Dick Woudenberg was the son of a leading member of the wartime Dutch national socialist party (NSB). He was educated for several years at Dutch NSB and then German Nazi schools where he imbued lessons that emphasised the superiority of the “Germanic’ peoples over others, especially Jews and Slavs.

In the last weeks of the war, when Dick was just sixteen years old, he and his class mates were assigned to help defend Germany from Allied and Russian troops. Fortunately for him, his group’s commanding officer kept him and his comrades away from trouble and they ended up being captured uninjured and by British troops (rather than the feared Russian soldiers).

After a while Dick was sent to a ‘re-education’ centre and there he began to learn from Jewish teachers about what had happened to Jewish people during the war and Dick slowly began to realise that he had been taught lies and hatred.

Dick’s story is told in a compelling new book, sadly only available in Dutch, written by journalist Mischa Cohen.
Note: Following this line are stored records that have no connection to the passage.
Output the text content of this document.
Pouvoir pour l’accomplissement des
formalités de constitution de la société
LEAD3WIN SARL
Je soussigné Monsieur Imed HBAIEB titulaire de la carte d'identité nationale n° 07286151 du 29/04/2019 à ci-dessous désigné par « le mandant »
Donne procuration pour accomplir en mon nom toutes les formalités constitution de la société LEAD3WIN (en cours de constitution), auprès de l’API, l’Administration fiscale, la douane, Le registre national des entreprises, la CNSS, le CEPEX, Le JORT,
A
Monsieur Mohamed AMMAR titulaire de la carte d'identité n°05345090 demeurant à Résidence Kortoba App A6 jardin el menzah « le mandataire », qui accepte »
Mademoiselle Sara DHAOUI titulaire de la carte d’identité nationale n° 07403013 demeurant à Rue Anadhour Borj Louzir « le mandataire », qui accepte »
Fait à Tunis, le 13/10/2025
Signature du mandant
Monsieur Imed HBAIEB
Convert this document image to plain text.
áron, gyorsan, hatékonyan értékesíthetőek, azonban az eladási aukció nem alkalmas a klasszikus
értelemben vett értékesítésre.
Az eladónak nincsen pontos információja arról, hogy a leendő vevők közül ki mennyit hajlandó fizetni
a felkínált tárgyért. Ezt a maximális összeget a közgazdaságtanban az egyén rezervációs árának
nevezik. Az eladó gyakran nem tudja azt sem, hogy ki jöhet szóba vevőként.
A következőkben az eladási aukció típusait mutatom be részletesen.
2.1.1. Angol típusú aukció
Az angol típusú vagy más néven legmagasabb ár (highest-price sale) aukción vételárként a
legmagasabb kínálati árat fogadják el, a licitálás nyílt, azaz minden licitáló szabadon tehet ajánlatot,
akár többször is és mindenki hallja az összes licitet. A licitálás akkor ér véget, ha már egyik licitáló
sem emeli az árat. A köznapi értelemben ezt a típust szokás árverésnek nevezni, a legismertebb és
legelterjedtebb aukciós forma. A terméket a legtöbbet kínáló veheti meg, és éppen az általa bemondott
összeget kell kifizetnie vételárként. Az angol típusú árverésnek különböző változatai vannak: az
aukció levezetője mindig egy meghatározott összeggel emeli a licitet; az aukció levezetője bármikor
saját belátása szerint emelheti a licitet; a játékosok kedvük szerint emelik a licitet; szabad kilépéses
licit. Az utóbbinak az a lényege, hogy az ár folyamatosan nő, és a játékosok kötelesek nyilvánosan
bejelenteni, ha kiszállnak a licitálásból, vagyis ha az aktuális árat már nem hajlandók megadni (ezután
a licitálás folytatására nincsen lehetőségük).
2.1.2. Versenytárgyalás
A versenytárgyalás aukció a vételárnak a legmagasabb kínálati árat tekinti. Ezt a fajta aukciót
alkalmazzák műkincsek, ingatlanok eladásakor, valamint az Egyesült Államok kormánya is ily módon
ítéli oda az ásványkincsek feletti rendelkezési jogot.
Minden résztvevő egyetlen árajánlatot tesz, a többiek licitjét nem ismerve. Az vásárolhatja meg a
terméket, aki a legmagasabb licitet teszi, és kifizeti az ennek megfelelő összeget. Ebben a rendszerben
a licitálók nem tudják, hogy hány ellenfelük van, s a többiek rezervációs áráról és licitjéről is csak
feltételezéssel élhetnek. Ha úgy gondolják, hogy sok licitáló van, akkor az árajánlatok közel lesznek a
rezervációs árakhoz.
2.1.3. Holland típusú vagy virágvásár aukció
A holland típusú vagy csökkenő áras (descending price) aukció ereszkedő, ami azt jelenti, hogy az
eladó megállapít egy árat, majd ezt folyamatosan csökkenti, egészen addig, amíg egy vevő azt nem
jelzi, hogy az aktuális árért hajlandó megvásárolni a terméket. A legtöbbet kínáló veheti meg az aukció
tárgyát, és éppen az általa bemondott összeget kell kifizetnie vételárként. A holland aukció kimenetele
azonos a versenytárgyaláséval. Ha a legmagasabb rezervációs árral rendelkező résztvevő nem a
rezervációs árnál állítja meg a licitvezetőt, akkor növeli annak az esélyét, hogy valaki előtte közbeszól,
Called the Nazi-leerling: de schuldige jeugd van Dick Woudenberg (The Nazi Pupil: the guilty youth of Dick Woudenberg), was published in April this year and was already into its third print run by May.

9200000070040506

Dick’s older brother, Jan, whom Dick always looked up to, was not so lucky. He had also been a keen fascist and had willingly joined the Waffen-SS and was sent to the Eastern Front, where he died aged twenty-five.

What worried Dick, gradually as a minor note of doubt even before his capture, but increasingly with time, was whether Jan would have been involved in the murder of Jews and others behind the front. He knew that it was the Waffen-SS that carried out mass executions in the rear of the fighting troops and thus it was likely that Jan would indeed have taken part in such activities.

In his re-evaluation of his own thoughts and beliefs after the war Dick began to appreciate that the most inhuman behaviour could be the work of quite ordinary people. Asking himself, if he had been older or the war had dragged on for longer, would he have taken part in violence, he accepted that he would have obeyed orders. As Cohen writes, ‘the group pressure would have been too great to refuse.’

In other words, Dick realised that it was just an accident of his age that, while his brother probably became an agent of racial violence, he did not.

Dick in fact came from a politically sharply divided family that lived amongst the poverty of the Jewish quarter of Amsterdam.

While Dick’s father was a leading NSB’er, the oldest of Dick’s uncles was a leading social democrat (who survived the war to become a key member of the Dutch Labour Party). Two of Dick’s uncles married Jews (who did not survive the war) and plenty of the two generations had Jewish friends from the local area where they grew up.

Mothers and fathers, sons and daughters, aunts and uncles, nieces and nephews, were on one side of the family political divide or the other. At a one family funeral they all gathered to send off a deceased relative but did not communicate across the schism. Dick, the young teenager, proffered his hand to a social democrat uncle but he refused to shake hands with the boy, so deep was did the political differences cut into the family.

A few tens of thousands of Dutch people fought for and/or collaborated with the German occupiers of their country and after the war those who had been on the wrong side were socially and economically shunned. Dick actually had to adopt a different surname to get his first job, so toxic was the atmosphere towards those who had become ‘traitors’ to their country.

This is a searing story but one of great relevance to today as we ask how do today’s terrorists get radicalised and how the radical cultures of violence and hatred of others can be countered.

Dick’s transformation was not abrupt, but some troubling little doubts – that had existed even during his period of going along with what he was taught – slowly festered and were encouraged when he encountered other people and other ideas post-1945. This tells us it is important that we engage in debate with far right wing ideas today. Every time you put a question on twitter, say, to a fascist supporter that he or she cannot answer, you sow a seed of doubt though one that may well not blossom for some time.

Dick’s moving story is about how he sloughed off the shell that his Nazi education had encased him in. It is indeed a pity that it is not available in English to win a wider audience for its timely insights.